I ♥ Pictures of CUNY

Eric Metcalf and I have been working on a photography blog about CUNY hosted on the CUNY Academic Commons for a few months now. The original idea was to surface what we thought were interesting CC licensed photos that relate to CUNY and present a new one every day. I spent many hours searching Flickr for images and discovered some really great stuff. These are a few of my favorites surfaced early on:

Roller Derby – I love the pairing of ‘Hunter College Athletics’ with this less than conventional intercollegiate sport.
GGRD BB v QoP 071010 547

Save CUNY – This is one of many powerful images from the protest of tuition hikes at Baruch College on November 11, 2011 which turned ugly. Boing-Boing puts together a number of pieces of media (including this same photo which I just discovered).
Protesters at Occupy CUNY

Brooklyn College 1982 ID Card And this artifact is such a great piece of personal history (I identify with this one), also it’s visually emblematic of the times – smoke lens prescription glasses and the old school lamanation process.
EJH-BC-CUNY-ID

We also tried to solicit the submission of photos using jotform and dropbox accounts and I wrote about Pictures of CUNY for the Commons but  the effort to encourage individuals to contribute their personal archives needs to be reworked. We started to run out of good photos for the blog…

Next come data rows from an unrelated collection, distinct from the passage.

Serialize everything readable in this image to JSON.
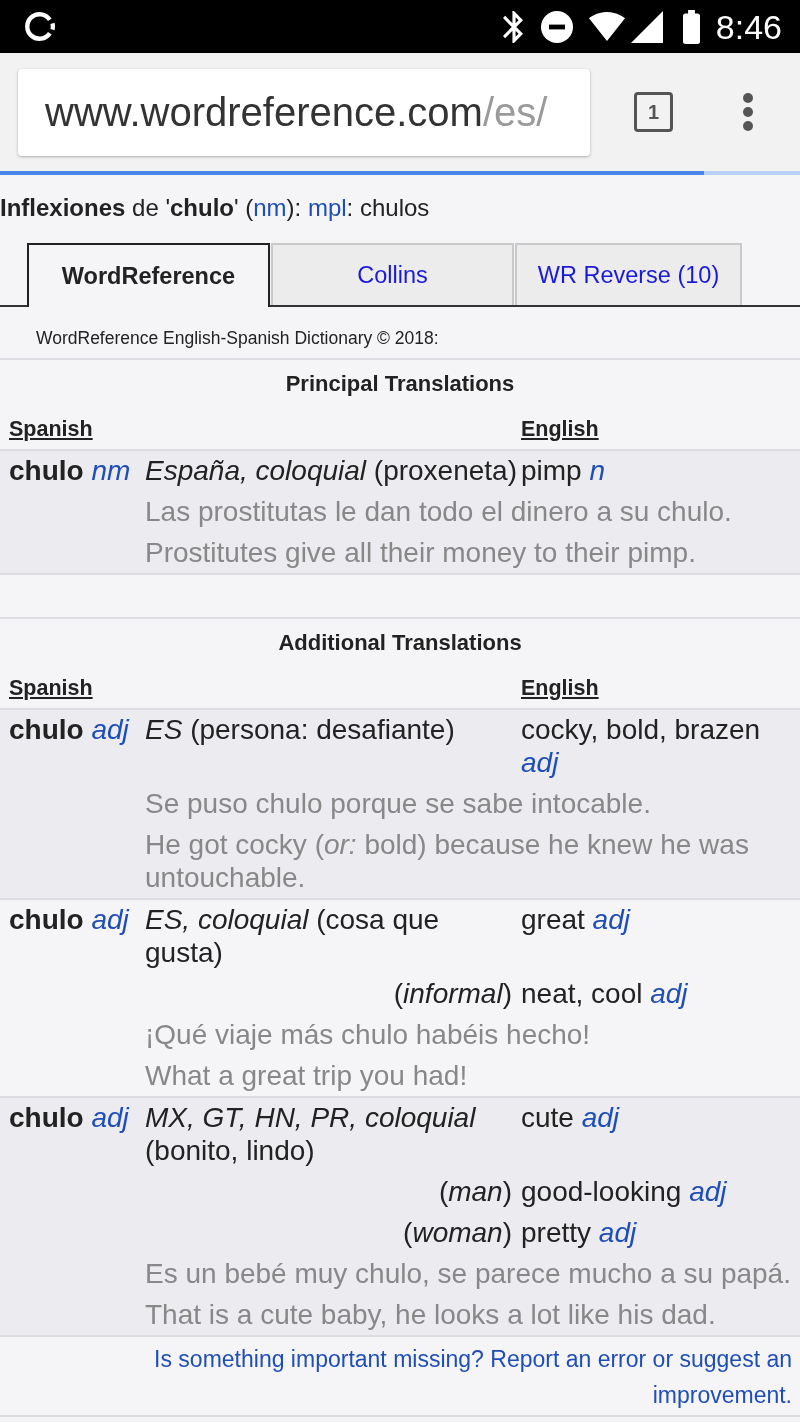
{
  "status_bar": {
    "time": "8:46"
  },
  "browser": {
    "url": {
      "host": "www.wordreference.com",
      "path": "/es/"
    },
    "tab_count": "1",
    "progress": {
      "level": 0.88
    }
  },
  "inflections": [
    {
      "parts": [
        {
          "kind": "text",
          "text": "**Inflexiones** de '**chulo**' ("
        },
        {
          "kind": "link",
          "text": "nm"
        },
        {
          "kind": "text",
          "text": "): "
        },
        {
          "kind": "link",
          "text": "mpl"
        },
        {
          "kind": "text",
          "text": ": chulos"
        }
      ]
    }
  ],
  "tabs": [
    {
      "label": "WordReference",
      "selected": true
    },
    {
      "label": "Collins",
      "selected": false
    },
    {
      "label": "WR Reverse (10)",
      "selected": false
    }
  ],
  "copyright": "WordReference English-Spanish Dictionary © 2018:",
  "sections": [
    {
      "title": "Principal Translations",
      "columns": [
        "Spanish",
        "English"
      ],
      "entries": [
        {
          "term": "chulo",
          "pos": "nm",
          "sense": "*España, coloquial* (proxeneta)",
          "translations": [
            {
              "text": "pimp",
              "pos": "n"
            }
          ],
          "examples": [
            "Las prostitutas le dan todo el dinero a su chulo.",
            "Prostitutes give all their money to their pimp."
          ]
        }
      ]
    },
    {
      "title": "Additional Translations",
      "columns": [
        "Spanish",
        "English"
      ],
      "entries": [
        {
          "term": "chulo",
          "pos": "adj",
          "sense": "*ES* (persona: desafiante)",
          "translations": [
            {
              "text": "cocky, bold, brazen",
              "pos": "adj"
            }
          ],
          "examples": [
            "Se puso chulo porque se sabe intocable.",
            "He got cocky (*or:* bold) because he knew he was untouchable."
          ]
        },
        {
          "term": "chulo",
          "pos": "adj",
          "sense": "*ES, coloquial* (cosa que gusta)",
          "translations": [
            {
              "text": "great",
              "pos": "adj"
            },
            {
              "note": "(*informal*)",
              "text": "neat, cool",
              "pos": "adj"
            }
          ],
          "examples": [
            "¡Qué viaje más chulo habéis hecho!",
            "What a great trip you had!"
          ]
        },
        {
          "term": "chulo",
          "pos": "adj",
          "sense": "*MX, GT, HN, PR, coloquial* (bonito, lindo)",
          "translations": [
            {
              "text": "cute",
              "pos": "adj"
            },
            {
              "note": "(*man*)",
              "text": "good-looking",
              "pos": "adj"
            },
            {
              "note": "(*woman*)",
              "text": "pretty",
              "pos": "adj"
            }
          ],
          "examples": [
            "Es un bebé muy chulo, se parece mucho a su papá.",
            "That is a cute baby, he looks a lot like his dad."
          ]
        }
      ]
    }
  ],
  "report_link": "Is something important missing? Report an error or suggest an improvement."
}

Eric thought it would be interesting to rummage through the York College archives, so we headed into the basement with my digital camera and a librarian. And we discovered some great stuff, starting with this image:

Registration Day September 1968 This was a contact sheet image and I loved how it showcased ID production in the 60s – they wrote your name and title on a chalkboard which you held for the photo – brilliant!
Registration Day September 1968

And my favorite photo was, The Philosophy Club. Not just for the fact that there’s an empty bottle of Hennessy at a student club meeting, but the young man shrinking in the corner turned out to be one of the oldest members of York College’s faculty, Howard Ruttenberg. That’s 1970 and he’s still teaching philosophy 42 years later.
Philosophy Club April 1970

Maura Smale, a Brooklyn City Tech Librarian, learned about our project and turned us onto the archives hosted on a DSpace install – used sporadically by a number of the CUNY campuses. We mostly discovered scans of documents which were part of the administrative history of different campuses, but there were gems to be found like this:

President Franklin Roosevelt Speaking at Brooklyn College Cornerstone Laying, 1936

Here’s where my love for the history of CUNY began to move to a different level. I’m a huge fan of FDR’s WPA projects, and his fireside chat quote ‘Make It Work’ is one I wear on a t-shirt. So it interesting to learn that funding for the first outer-borough CUNY college was from a federal project in the 1930s.

I mean look at this, the builders of the campus lived in f*****g log cabins!
Brooklyn College WPA Construction Shack, 1936

Eric and I discovered other images in DSpace which were alarmingly beautiful such as this image of Electronics Students who were attending the the New York Trade School, which was taken over by New York City College of Technology in 1971.

We’ve looked more through the DSpace and visited other campus archives and marveled at the history of CUNY discovered – the Brooklyn College Fair, the origins of the College of Staten Island, the first CUNY chemistry lab, and more.

But by far my favorite image we’ve discovered is this photograph of a slate board at the Free Academy, the original CUNY, in 1899.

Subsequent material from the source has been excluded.